La jeune femme daigna regarder la tristesse des yeux de sa mère, la satisfaction luire dans ceux de son père, et ne s’insurgea pas contre les paroles d’icelui. Elle se savait impuissante, force d’objecter en vain et de voir ses libertés réduites à peau de chagrin au fil des mois, jusqu’à être consignée dans sa chambre avec un précepteur ennuyeux comme la pierre, surveillée par une gouvernante exécrable, entourée, enfin, de livres ineptes dont on la forçait à s’abreuver.

« Les jeunes filles ont besoin d’une éducation religieuse et non de flâner par le jour, à la merci des hommes et de leurs promesses. Un jeune palefrenier a fait germer ces inepties dans son cœur encore tendre et malléable : une hérésie ! Je vous la confie donc, pour qu’elle apprenne une chose : qu’il n’y a qu’un seul amour sincère - celui envers le Seigneur qui nous guide - et que celui des hommes n’est rien, qu’il ne sert qu’à perpétuer l’espèce.

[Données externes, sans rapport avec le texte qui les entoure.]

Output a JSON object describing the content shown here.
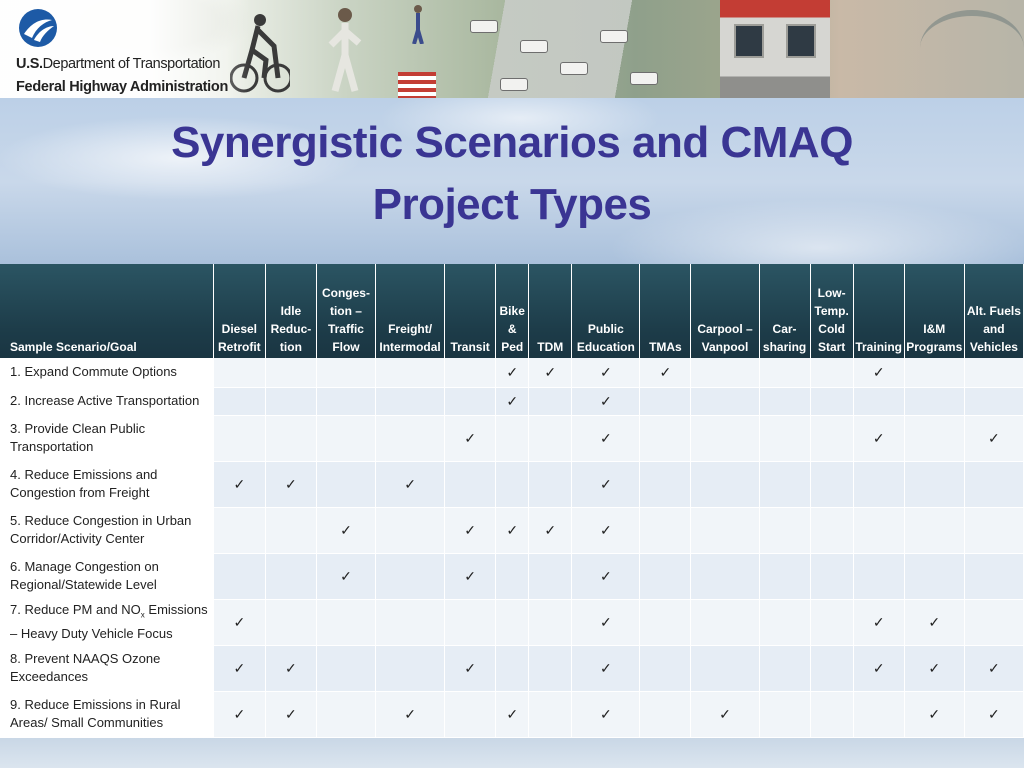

Nul besoin d’amour pour poursuivre cette œuvre ! Il est important que ma fille se marie avec la conscience des intérêts de sa famille, qui n’en sont pas moins que les siens, et ceux des enfants qui naîtront de cette union. »

De la dignité, de l’humilité, voilà ce qu’il fallait enseigner à Lady Joude, et son père, noble déchu, endetté par les caprices d’une époque, comptait que sa fille, trésor convoité des hommes, épouse un bourgeois claudiquant et grassouillet, propriétaire de banques, pour sauver son honneur et son titre. Il incombait à cette sororité connue pour sa rigueur et sa discipline de faire en sorte que sa fille s’employât au destin familial.

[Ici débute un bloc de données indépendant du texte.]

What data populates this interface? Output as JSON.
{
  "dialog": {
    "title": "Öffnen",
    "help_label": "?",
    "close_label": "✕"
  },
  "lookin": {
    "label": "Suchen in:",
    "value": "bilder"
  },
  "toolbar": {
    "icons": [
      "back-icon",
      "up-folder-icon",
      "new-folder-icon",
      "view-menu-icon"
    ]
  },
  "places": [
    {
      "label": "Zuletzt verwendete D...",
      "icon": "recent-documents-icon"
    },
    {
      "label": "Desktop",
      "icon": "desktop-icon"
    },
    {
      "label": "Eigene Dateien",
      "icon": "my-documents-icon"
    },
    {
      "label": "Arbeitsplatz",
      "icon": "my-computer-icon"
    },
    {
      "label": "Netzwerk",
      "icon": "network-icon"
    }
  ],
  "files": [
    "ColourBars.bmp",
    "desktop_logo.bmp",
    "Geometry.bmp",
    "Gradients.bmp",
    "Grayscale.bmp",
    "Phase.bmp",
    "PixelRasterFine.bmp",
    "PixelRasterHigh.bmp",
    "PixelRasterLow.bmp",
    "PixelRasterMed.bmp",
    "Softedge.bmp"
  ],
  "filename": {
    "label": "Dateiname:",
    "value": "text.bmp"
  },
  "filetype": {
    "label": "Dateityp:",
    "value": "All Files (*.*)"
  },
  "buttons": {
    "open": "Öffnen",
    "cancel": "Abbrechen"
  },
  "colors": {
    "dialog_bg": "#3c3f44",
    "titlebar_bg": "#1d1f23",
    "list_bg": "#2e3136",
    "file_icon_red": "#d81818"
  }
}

Cet homme qui lui était destiné, elle avait fait sa rencontre à l’occasion d’un banquet sinistre ; il l’avait regardé comme un porc affamé sa pitance derrière une barrière, toute truffe dehors, et était venu jusqu’à elle pour s’introduire. Cet horrible sire lui avait touché le bras de ses doigts boudinés, à tel point qu’elle en avait frissonné, étouffé un sanglot, puis s’était enfermé dans sa chambre, en menaçant de mettre fin à ses jours, provoquant ainsi une hilarité qui fut, de la soirée, le pinacle absolu !

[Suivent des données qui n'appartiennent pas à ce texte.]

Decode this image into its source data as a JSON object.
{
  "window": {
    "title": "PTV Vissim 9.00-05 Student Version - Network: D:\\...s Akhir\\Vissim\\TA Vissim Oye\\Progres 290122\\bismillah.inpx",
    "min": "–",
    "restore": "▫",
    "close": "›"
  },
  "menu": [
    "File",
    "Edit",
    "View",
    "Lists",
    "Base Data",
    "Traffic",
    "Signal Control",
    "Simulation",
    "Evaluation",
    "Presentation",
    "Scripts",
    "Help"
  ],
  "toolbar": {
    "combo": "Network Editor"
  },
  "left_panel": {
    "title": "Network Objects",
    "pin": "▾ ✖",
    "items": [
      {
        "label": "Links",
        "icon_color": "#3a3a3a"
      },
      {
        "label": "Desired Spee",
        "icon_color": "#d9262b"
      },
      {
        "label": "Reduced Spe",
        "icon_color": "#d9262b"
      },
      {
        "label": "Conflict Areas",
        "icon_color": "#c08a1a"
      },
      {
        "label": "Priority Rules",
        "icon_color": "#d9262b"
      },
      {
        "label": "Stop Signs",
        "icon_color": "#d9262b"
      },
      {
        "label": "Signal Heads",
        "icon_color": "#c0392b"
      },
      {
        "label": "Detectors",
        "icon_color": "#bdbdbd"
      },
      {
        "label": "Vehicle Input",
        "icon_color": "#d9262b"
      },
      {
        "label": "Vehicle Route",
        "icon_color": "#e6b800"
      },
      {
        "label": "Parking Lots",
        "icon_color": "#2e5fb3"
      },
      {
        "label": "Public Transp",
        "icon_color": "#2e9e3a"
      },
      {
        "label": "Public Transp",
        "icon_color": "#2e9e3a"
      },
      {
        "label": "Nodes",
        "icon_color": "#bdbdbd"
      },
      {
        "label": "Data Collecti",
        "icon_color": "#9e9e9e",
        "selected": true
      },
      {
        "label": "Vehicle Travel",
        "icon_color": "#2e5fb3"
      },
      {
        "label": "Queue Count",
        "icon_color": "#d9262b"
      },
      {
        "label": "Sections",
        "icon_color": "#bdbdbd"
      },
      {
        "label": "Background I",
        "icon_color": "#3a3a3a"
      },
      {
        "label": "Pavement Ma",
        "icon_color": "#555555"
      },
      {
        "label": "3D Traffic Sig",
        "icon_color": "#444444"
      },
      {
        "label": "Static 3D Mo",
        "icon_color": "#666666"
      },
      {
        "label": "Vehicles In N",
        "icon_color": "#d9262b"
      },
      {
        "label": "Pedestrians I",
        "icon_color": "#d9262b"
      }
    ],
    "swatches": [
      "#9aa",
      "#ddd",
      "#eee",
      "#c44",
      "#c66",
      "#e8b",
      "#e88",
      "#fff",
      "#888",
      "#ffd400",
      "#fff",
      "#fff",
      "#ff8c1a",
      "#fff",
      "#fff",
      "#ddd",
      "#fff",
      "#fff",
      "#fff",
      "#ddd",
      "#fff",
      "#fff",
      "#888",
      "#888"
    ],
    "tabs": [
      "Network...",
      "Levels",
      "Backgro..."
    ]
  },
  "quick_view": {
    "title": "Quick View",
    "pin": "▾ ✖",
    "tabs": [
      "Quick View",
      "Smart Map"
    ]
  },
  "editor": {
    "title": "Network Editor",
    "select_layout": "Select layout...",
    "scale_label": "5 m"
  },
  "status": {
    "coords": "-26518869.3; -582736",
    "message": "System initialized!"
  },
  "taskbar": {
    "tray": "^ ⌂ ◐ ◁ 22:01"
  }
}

Lady Joude ressentit la même tristesse, la même douleur, lorsque la porte du couvent se referma derrière elle : la voilà plongée dans un monde silencieux, observée par une douzaine de sœurs qui portaient un costume sinistre. Elles la regardaient avec une joie tenue, avant que de se présenter tour à tour par un prénom. Malgré son prénom Bethany et le fait qu’elle ne s’engagerait pas comme sœur, elle fut appelée en son absence Sœur Souci : malheureuse d’être entre ces tristes murs, de l’aube jusqu’aux vêpres, personne ne voyait sur son visage d’ingénue l’esquisse d’un sourire, ni même dans son regard quelques lueurs d’espoir, celles qui naissent à l’évocation du Christ, celles qui, dans les prières, dévoilent les vitraux de l’âme.

Pourtant, il fut difficile, voire impossible, de reprocher quoi que ce fût à Bethany Joude : elle était docile en tout, consciencieuse assurément, répondait avec politesse sans que cela ne lui en coûtât. Enfin, elle se pliait avec dévotion aux rites du couvent sans mot dire, apprenait vite chacune des tâches qui régissaient cette vie autarcique, qu’il s’agisse de la confection des conserves, des repas, ou encore des vêtements. Et pourtant…

Bethany aurait aimé pouvoir s’épancher face à une fenêtre, diluer ses pensées dans l’horizon, mais la cime des arbres toujours se dressait devant elle comme un rempart ; il lui manquait un vent de liberté, qui l’emportât loin de cette prison monotone : on lui refusa l’écriture de ce roman qu’elle commença à broder d’une plume élégante. Et les jours, et les mois passèrent ainsi à se plier à des rites, des enseignements, des conversations, des repas silencieux, de sorte que Bethany se sentit dépérir, ne trouvant point, dans ses quelques rêves, cette lumière qu’elle espérait, une petite lueur qui ravivât sa flamme. En proie au désespoir, elle dérivait peu à peu sur le fleuve moiré de son imagination.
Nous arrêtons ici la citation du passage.